Making Spearman’s start even more impressive – and difficult – is the fact that because of injuries on Miami’s roster, the forward has been forced to play out of her natural position.

She learned what was expected of her as a swing player, then had to learn what was expected of her as a center. And, she conceded, that hasn’t always been easy.

“It’s had its ups and downs, but at the end of the day, it’s all worth it,” said Spearman, who is averaging 8.0 points and a team-high 5.0 rebounds early. “Some days are going to be harder than others, some days, you might not want to come, but if you keep pushing yourself and keep going, it’s all worth it at the end. You have to work to get to where you want to go…

“It took a couple games for me to just really get back in my groove, but once I got there, I knew I was supposed to be there. I’m made for this. I can do this. So I just kept playing.”

On the days she’s felt overwhelmed by it all – adjusting to college classes, playing high-level basketball and being away from her family – Spearman has counted on conversations with her coaches, teammates and her mother and grandmother to keep her going.

All of them, she says, have helped make her first months as a Hurricane easier.

“I wouldn’t even say it’s one person. I would say it’s people, the whole team really, that have been there,” Spearman said. “It makes it easier to be able to go back and fall back on your friends, be able to talk to them about what’s going on and both of you can compare to it because you’re both going through it. We all just have to keep pushing through and that’s what’s made it better, instead of having to go through it yourself.”

With the first 10 games of her college career now behind her, Spearman says her goal now is to continue growing and developing, both as a student at Miami and as a basketball player.

She hasn’t quite decided on a major yet, but is intrigued by the possibility of pursuing a career in sports psychology one day.
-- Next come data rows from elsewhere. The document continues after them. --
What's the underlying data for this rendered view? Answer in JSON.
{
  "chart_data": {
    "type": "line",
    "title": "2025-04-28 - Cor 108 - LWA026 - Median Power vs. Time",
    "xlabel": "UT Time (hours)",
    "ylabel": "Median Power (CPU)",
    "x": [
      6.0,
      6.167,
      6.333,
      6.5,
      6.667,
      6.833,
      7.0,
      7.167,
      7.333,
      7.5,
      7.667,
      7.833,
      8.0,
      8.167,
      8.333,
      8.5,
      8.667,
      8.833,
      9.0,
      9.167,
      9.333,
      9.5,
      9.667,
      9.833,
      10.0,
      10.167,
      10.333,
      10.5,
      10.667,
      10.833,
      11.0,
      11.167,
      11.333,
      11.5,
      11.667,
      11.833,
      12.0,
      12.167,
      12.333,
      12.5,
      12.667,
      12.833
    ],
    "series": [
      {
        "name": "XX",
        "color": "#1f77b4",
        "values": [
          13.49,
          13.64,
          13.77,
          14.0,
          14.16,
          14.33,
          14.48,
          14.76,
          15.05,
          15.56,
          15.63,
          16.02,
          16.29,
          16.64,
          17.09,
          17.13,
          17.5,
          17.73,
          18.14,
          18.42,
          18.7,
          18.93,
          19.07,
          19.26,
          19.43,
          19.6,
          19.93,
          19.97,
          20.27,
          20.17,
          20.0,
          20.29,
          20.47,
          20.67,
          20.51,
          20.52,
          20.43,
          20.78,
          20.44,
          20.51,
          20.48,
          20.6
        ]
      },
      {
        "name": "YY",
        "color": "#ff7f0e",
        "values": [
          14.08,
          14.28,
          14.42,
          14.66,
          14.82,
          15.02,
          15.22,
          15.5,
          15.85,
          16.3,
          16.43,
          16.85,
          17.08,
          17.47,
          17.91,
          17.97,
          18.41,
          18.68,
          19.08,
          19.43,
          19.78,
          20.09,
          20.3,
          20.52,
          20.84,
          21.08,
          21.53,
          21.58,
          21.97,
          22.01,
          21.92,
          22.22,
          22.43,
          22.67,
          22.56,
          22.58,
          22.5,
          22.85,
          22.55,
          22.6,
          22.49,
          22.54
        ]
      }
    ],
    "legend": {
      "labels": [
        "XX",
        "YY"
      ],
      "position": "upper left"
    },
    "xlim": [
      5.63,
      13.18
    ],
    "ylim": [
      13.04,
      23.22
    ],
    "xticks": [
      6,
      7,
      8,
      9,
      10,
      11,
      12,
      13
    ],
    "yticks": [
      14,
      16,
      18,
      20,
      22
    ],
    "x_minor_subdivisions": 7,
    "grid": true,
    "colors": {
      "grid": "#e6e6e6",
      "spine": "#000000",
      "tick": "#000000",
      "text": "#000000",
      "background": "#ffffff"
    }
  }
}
On the court, Spearman – who says tries to emulate the versatile game of Chicago Sky forward Candace Parker – wants to build on her ability to rebound and become a more consistent scoring threat, particularly from behind the 3-point line.
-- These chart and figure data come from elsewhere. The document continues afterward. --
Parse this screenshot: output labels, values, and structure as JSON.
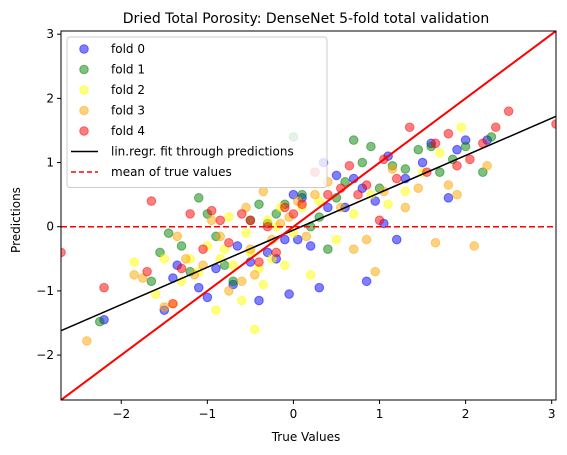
{
  "chart_data": {
    "type": "scatter",
    "title": "Dried Total Porosity: DenseNet 5-fold total validation",
    "xlabel": "True Values",
    "ylabel": "Predictions",
    "xlim": [
      -2.7,
      3.05
    ],
    "ylim": [
      -2.7,
      3.05
    ],
    "xticks": [
      -2,
      -1,
      0,
      1,
      2,
      3
    ],
    "yticks": [
      -2,
      -1,
      0,
      1,
      2,
      3
    ],
    "tick_labels": [
      "−2",
      "−1",
      "0",
      "1",
      "2",
      "3"
    ],
    "grid": false,
    "legend_position": "top-left",
    "series": [
      {
        "name": "fold 0",
        "color": "#0000ff",
        "points": [
          [
            -2.2,
            -1.45
          ],
          [
            -1.5,
            -1.3
          ],
          [
            -1.4,
            -0.8
          ],
          [
            -1.35,
            -0.6
          ],
          [
            -1.1,
            -0.95
          ],
          [
            -1.0,
            -1.1
          ],
          [
            -0.9,
            -0.65
          ],
          [
            -0.7,
            -0.9
          ],
          [
            -0.65,
            -0.3
          ],
          [
            -0.5,
            -0.55
          ],
          [
            -0.4,
            -1.15
          ],
          [
            -0.3,
            -0.4
          ],
          [
            -0.2,
            -0.5
          ],
          [
            -0.1,
            -0.2
          ],
          [
            -0.05,
            -1.05
          ],
          [
            0.0,
            0.5
          ],
          [
            0.05,
            -0.2
          ],
          [
            0.1,
            0.45
          ],
          [
            0.2,
            -0.3
          ],
          [
            0.3,
            -0.95
          ],
          [
            0.35,
            1.0
          ],
          [
            0.4,
            0.3
          ],
          [
            0.5,
            0.8
          ],
          [
            0.6,
            0.3
          ],
          [
            0.7,
            0.75
          ],
          [
            0.8,
            0.6
          ],
          [
            0.85,
            -0.85
          ],
          [
            0.95,
            0.4
          ],
          [
            1.05,
            0.05
          ],
          [
            1.1,
            1.1
          ],
          [
            1.2,
            -0.2
          ],
          [
            1.3,
            0.75
          ],
          [
            1.5,
            1.0
          ],
          [
            1.6,
            1.3
          ],
          [
            1.8,
            0.45
          ],
          [
            1.9,
            1.2
          ],
          [
            2.0,
            1.35
          ],
          [
            2.25,
            1.35
          ]
        ]
      },
      {
        "name": "fold 1",
        "color": "#008000",
        "points": [
          [
            -2.25,
            -1.48
          ],
          [
            -1.65,
            -0.85
          ],
          [
            -1.55,
            -0.4
          ],
          [
            -1.45,
            -0.1
          ],
          [
            -1.3,
            -0.3
          ],
          [
            -1.2,
            -0.7
          ],
          [
            -1.1,
            0.45
          ],
          [
            -1.0,
            0.2
          ],
          [
            -0.9,
            -0.15
          ],
          [
            -0.8,
            -0.6
          ],
          [
            -0.7,
            -0.85
          ],
          [
            -0.5,
            0.1
          ],
          [
            -0.4,
            0.35
          ],
          [
            -0.3,
            0.05
          ],
          [
            -0.2,
            0.2
          ],
          [
            -0.1,
            0.35
          ],
          [
            0.0,
            1.4
          ],
          [
            0.1,
            0.5
          ],
          [
            0.2,
            0.0
          ],
          [
            0.3,
            0.15
          ],
          [
            0.4,
            -0.35
          ],
          [
            0.5,
            0.45
          ],
          [
            0.6,
            0.7
          ],
          [
            0.7,
            1.35
          ],
          [
            0.8,
            1.0
          ],
          [
            0.9,
            1.25
          ],
          [
            1.0,
            0.6
          ],
          [
            1.15,
            0.95
          ],
          [
            1.3,
            0.9
          ],
          [
            1.45,
            1.2
          ],
          [
            1.6,
            1.25
          ],
          [
            1.7,
            0.85
          ],
          [
            1.85,
            1.05
          ],
          [
            2.0,
            1.25
          ],
          [
            2.2,
            0.85
          ],
          [
            2.3,
            1.4
          ]
        ]
      },
      {
        "name": "fold 2",
        "color": "#ffff00",
        "points": [
          [
            -1.85,
            -0.55
          ],
          [
            -1.6,
            -1.05
          ],
          [
            -1.5,
            -0.5
          ],
          [
            -1.4,
            -1.2
          ],
          [
            -1.3,
            -0.85
          ],
          [
            -1.2,
            -0.5
          ],
          [
            -1.1,
            -0.7
          ],
          [
            -1.0,
            -0.3
          ],
          [
            -0.9,
            -1.3
          ],
          [
            -0.85,
            -0.5
          ],
          [
            -0.8,
            -0.35
          ],
          [
            -0.75,
            0.15
          ],
          [
            -0.7,
            -0.6
          ],
          [
            -0.6,
            -1.15
          ],
          [
            -0.55,
            -0.1
          ],
          [
            -0.5,
            -0.4
          ],
          [
            -0.45,
            -1.6
          ],
          [
            -0.4,
            -0.65
          ],
          [
            -0.35,
            -0.9
          ],
          [
            -0.3,
            0.1
          ],
          [
            -0.25,
            -0.5
          ],
          [
            -0.2,
            0.0
          ],
          [
            -0.15,
            0.3
          ],
          [
            -0.1,
            -0.6
          ],
          [
            0.0,
            -0.1
          ],
          [
            0.1,
            0.3
          ],
          [
            0.2,
            -0.75
          ],
          [
            0.3,
            0.4
          ],
          [
            0.5,
            -0.2
          ],
          [
            0.7,
            0.2
          ],
          [
            0.9,
            0.5
          ],
          [
            1.1,
            0.35
          ],
          [
            1.3,
            0.55
          ],
          [
            1.5,
            0.85
          ],
          [
            1.7,
            1.15
          ],
          [
            1.95,
            1.55
          ]
        ]
      },
      {
        "name": "fold 3",
        "color": "#ffa500",
        "points": [
          [
            -2.4,
            -1.78
          ],
          [
            -1.85,
            -0.75
          ],
          [
            -1.75,
            -0.8
          ],
          [
            -1.5,
            -1.25
          ],
          [
            -1.35,
            -0.15
          ],
          [
            -1.25,
            -0.5
          ],
          [
            -1.15,
            -0.75
          ],
          [
            -1.05,
            -0.6
          ],
          [
            -0.95,
            0.1
          ],
          [
            -0.85,
            -0.15
          ],
          [
            -0.75,
            -1.0
          ],
          [
            -0.6,
            -0.85
          ],
          [
            -0.55,
            0.3
          ],
          [
            -0.5,
            -0.35
          ],
          [
            -0.45,
            -0.75
          ],
          [
            -0.35,
            0.55
          ],
          [
            -0.25,
            -0.2
          ],
          [
            -0.15,
            0.05
          ],
          [
            -0.05,
            0.15
          ],
          [
            0.05,
            0.4
          ],
          [
            0.15,
            -0.15
          ],
          [
            0.25,
            0.5
          ],
          [
            0.4,
            0.7
          ],
          [
            0.55,
            0.3
          ],
          [
            0.7,
            -0.35
          ],
          [
            0.85,
            -0.2
          ],
          [
            0.95,
            -0.7
          ],
          [
            1.05,
            0.55
          ],
          [
            1.15,
            0.9
          ],
          [
            1.3,
            0.3
          ],
          [
            1.45,
            0.6
          ],
          [
            1.65,
            -0.25
          ],
          [
            1.8,
            0.65
          ],
          [
            1.9,
            0.5
          ],
          [
            2.1,
            -0.3
          ],
          [
            2.25,
            0.95
          ]
        ]
      },
      {
        "name": "fold 4",
        "color": "#ff0000",
        "points": [
          [
            -2.7,
            -0.4
          ],
          [
            -2.2,
            -0.95
          ],
          [
            -1.7,
            -0.7
          ],
          [
            -1.65,
            0.4
          ],
          [
            -1.4,
            -1.2
          ],
          [
            -1.3,
            -0.65
          ],
          [
            -1.2,
            0.2
          ],
          [
            -1.05,
            -0.35
          ],
          [
            -0.95,
            0.25
          ],
          [
            -0.85,
            0.1
          ],
          [
            -0.75,
            -0.25
          ],
          [
            -0.6,
            0.2
          ],
          [
            -0.5,
            0.1
          ],
          [
            -0.4,
            -0.55
          ],
          [
            -0.3,
            0.0
          ],
          [
            -0.2,
            -0.4
          ],
          [
            -0.1,
            0.3
          ],
          [
            0.0,
            0.2
          ],
          [
            0.1,
            0.35
          ],
          [
            0.25,
            0.85
          ],
          [
            0.4,
            0.5
          ],
          [
            0.55,
            0.6
          ],
          [
            0.65,
            0.95
          ],
          [
            0.75,
            0.5
          ],
          [
            0.85,
            0.65
          ],
          [
            1.0,
            0.1
          ],
          [
            1.05,
            1.05
          ],
          [
            1.2,
            0.75
          ],
          [
            1.35,
            1.55
          ],
          [
            1.55,
            0.85
          ],
          [
            1.65,
            1.3
          ],
          [
            1.8,
            1.45
          ],
          [
            1.9,
            0.95
          ],
          [
            2.05,
            1.05
          ],
          [
            2.2,
            1.3
          ],
          [
            2.35,
            1.55
          ],
          [
            2.5,
            1.8
          ],
          [
            3.05,
            1.6
          ]
        ]
      }
    ],
    "lines": [
      {
        "name": "lin.regr. fit through predictions",
        "color": "#000000",
        "style": "solid",
        "x": [
          -2.7,
          3.05
        ],
        "y": [
          -1.62,
          1.72
        ]
      },
      {
        "name": "mean of true values",
        "color": "#ff0000",
        "style": "dashed",
        "x": [
          -2.7,
          3.05
        ],
        "y": [
          0,
          0
        ]
      },
      {
        "name": "",
        "color": "#ff0000",
        "style": "solid",
        "x": [
          -2.7,
          3.05
        ],
        "y": [
          -2.7,
          3.05
        ]
      }
    ]
  }
}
Her ultimate goals as a Hurricane, she says, are to win, to become an All-American and to find herself and her strengths.
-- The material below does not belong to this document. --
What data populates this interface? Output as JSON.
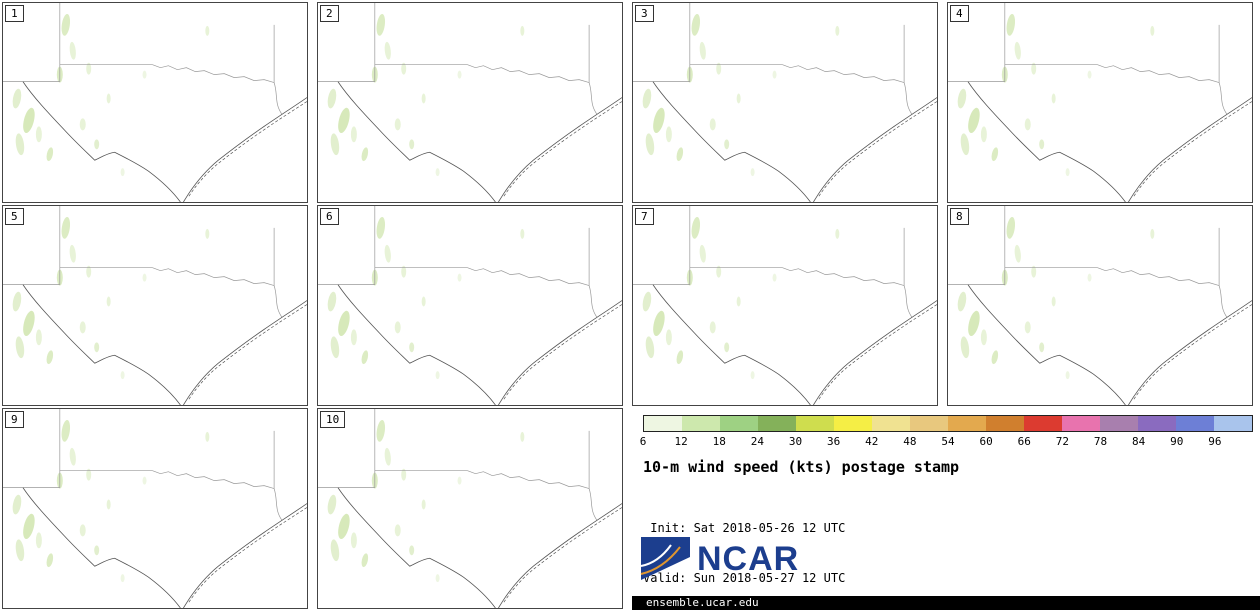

If she’s able to make all of that happen, her time at Miami, she says, will have been a success.

“I just feel like I belonged here. I feel like this team and these coaches are really what they seem. They really do care for you and they really show you that, instead of telling you,” Spearman said. “It’s more of an action. I feel like I can really do something here and I came here knowing I would get on the court if I put the work in.”